The DBC Seminars brings world leading computational scientists to present their work in a colloquium and to meet with faculty and students. The colloquium has broad attendance by faculty, staff, masters and PhD students from the University.
May 19th - DBC Seminar with 
Dr. Jonas Richiardi, Principal Investigator and Senior Lecturer at the Department of Radiology, Lausanne University Hospital (CHUV).

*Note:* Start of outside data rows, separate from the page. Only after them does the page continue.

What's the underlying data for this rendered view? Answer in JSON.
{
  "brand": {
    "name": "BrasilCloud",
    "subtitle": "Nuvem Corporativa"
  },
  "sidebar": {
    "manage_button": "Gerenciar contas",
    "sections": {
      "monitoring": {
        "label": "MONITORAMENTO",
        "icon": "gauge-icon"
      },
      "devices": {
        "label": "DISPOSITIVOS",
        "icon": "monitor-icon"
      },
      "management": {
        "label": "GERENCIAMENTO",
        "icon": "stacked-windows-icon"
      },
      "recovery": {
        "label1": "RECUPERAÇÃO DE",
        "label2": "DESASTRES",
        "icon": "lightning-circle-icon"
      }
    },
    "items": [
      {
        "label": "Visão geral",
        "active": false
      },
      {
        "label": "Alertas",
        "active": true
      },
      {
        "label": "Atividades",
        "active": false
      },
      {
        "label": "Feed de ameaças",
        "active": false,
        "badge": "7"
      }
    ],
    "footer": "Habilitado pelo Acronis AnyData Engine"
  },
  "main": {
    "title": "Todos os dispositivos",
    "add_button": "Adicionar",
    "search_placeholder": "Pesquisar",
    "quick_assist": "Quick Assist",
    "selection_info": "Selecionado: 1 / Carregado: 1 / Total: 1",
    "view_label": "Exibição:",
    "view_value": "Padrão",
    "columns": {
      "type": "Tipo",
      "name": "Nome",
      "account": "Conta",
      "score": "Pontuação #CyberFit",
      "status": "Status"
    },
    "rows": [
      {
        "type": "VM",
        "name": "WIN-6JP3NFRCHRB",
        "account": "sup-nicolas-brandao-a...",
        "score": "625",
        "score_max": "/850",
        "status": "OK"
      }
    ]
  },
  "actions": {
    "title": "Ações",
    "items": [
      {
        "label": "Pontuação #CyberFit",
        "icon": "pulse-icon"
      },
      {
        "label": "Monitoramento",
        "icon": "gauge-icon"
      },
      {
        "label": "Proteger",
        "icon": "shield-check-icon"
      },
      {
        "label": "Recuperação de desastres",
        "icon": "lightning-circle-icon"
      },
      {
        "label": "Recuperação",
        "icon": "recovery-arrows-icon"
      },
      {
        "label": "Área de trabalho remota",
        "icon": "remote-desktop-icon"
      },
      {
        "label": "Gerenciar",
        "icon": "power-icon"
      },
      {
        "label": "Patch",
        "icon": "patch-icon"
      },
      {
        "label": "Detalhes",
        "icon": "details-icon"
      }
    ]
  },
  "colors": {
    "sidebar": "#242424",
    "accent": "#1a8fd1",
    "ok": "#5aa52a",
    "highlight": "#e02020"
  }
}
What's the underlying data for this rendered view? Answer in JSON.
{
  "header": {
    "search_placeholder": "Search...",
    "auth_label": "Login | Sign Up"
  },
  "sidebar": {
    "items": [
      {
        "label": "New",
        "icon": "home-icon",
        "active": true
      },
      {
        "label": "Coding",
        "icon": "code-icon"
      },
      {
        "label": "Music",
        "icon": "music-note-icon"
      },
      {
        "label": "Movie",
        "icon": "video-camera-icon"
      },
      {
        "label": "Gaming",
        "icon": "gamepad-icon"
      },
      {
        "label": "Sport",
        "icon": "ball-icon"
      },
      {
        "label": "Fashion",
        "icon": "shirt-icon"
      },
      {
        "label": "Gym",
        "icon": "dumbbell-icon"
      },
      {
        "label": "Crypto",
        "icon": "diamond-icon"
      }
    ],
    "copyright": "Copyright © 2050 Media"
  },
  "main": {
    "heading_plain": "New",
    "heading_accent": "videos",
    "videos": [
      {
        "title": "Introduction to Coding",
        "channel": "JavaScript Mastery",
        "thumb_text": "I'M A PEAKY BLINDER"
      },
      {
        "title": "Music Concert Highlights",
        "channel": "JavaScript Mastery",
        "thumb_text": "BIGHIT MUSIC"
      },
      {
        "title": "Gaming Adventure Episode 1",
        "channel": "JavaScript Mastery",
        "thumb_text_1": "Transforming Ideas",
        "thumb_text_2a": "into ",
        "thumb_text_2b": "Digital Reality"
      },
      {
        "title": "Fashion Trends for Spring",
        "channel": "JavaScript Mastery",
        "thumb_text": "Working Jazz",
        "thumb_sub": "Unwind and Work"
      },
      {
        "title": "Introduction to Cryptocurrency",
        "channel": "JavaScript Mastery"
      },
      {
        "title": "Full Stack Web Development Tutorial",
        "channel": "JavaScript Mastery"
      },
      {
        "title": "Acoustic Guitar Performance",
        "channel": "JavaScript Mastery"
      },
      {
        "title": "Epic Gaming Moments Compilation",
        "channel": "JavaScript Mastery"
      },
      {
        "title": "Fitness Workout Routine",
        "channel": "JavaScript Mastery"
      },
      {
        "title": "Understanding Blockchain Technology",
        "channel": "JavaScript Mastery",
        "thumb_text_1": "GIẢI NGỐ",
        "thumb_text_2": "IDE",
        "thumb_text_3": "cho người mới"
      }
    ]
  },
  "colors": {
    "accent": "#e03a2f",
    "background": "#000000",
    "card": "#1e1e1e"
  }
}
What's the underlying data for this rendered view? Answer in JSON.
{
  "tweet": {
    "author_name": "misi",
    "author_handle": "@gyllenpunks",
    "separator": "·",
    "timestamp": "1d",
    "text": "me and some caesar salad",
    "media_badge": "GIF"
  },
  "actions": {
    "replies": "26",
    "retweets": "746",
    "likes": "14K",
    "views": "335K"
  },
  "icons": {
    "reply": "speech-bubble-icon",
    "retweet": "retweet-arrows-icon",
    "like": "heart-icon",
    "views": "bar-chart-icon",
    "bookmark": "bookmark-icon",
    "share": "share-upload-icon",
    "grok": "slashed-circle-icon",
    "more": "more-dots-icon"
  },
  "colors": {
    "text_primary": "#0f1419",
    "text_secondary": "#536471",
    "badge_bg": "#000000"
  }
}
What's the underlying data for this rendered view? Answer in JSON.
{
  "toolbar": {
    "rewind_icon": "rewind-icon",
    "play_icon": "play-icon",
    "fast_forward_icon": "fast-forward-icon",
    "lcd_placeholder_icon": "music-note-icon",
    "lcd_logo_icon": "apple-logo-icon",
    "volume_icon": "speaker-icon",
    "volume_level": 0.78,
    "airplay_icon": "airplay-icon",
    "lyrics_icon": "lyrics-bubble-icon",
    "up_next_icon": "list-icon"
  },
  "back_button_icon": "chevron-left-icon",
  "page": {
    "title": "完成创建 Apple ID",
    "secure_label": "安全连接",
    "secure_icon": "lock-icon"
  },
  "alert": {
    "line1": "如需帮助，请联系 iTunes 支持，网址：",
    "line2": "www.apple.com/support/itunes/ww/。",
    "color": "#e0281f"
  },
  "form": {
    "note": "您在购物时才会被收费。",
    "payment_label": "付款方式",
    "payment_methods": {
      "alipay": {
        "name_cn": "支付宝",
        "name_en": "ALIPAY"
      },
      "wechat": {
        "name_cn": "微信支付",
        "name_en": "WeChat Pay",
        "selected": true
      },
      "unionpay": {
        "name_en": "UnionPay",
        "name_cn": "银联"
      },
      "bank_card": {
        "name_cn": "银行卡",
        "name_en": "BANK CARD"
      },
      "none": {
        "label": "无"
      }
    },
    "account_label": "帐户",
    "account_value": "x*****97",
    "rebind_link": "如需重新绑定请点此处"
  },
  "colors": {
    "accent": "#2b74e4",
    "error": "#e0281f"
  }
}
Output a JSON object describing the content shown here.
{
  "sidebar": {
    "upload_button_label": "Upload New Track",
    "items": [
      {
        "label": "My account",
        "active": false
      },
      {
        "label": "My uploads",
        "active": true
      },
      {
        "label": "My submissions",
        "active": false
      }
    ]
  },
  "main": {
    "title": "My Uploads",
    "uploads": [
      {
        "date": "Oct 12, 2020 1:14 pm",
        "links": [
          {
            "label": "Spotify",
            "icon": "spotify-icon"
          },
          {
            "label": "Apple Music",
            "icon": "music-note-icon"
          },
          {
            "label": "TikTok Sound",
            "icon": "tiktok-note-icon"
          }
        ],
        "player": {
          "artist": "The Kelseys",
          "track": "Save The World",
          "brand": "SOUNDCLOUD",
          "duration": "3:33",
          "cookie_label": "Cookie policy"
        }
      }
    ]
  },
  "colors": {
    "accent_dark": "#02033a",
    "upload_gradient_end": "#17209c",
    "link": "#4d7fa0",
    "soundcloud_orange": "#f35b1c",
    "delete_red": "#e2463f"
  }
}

"Graph-based learning in medical imaging and imaging genetics"


When : May 19th - at 12h15


Where : Génopode - Auditoire A

Graphs are particularly well-suited for modelling relationships between parts of a system. This includes organs such as the brain, where graph representations are ubiquitous and offer an expressive language to model spatial, structural, and functional relationship from data obtained in medical imaging. Graphs enable substantial compression and smoothing of imaging data, which helps build predictive models from high-dimensional volumetric time series such as found in functional magnetic resonance imaging (brain) or CINE imaging (heart).

In this overview talk, I will first discuss estimation of graph edges, in the first instance more specifically the estimation of intrinsic correlations between brain regions. Drawing links with work in familial data and geostatistics, I will present some ongoing work about correlation estimators using replicates for 4D brain imaging data (3D + time), with a focus on robustness to local versus global noise. I will also show related ongoing work using image features to estimate edges in multiplex (multilayer) graphs for 4D cardiac imaging. This can represent cardiac structure and function, including morphology and motion.

Once a graph is obtained from the images of the organ, multiple approaches can be used to relate it to the clinical score or phenotype of interest. I will first briefly discuss network science approaches and show how they can be used to inform our understanding of organ function in health and disease, and then focus on machine learning approaches for graph data. I will discuss more specifically embedding approaches and graph neural networks, which have shown outstanding performance even in the limited data regime.

Finally, I will discuss how graphs computed from medical imaging data can be used in imaging genetics as an endophenotype representation and target for association studies, including genetic variation and transcriptomics. Increasingly, large databases suitable for imaging genetics studies are being collected (most notably UK Biobank), and I will briefly present our work in the area of heart failure subtyping using heart imaging and genetic data.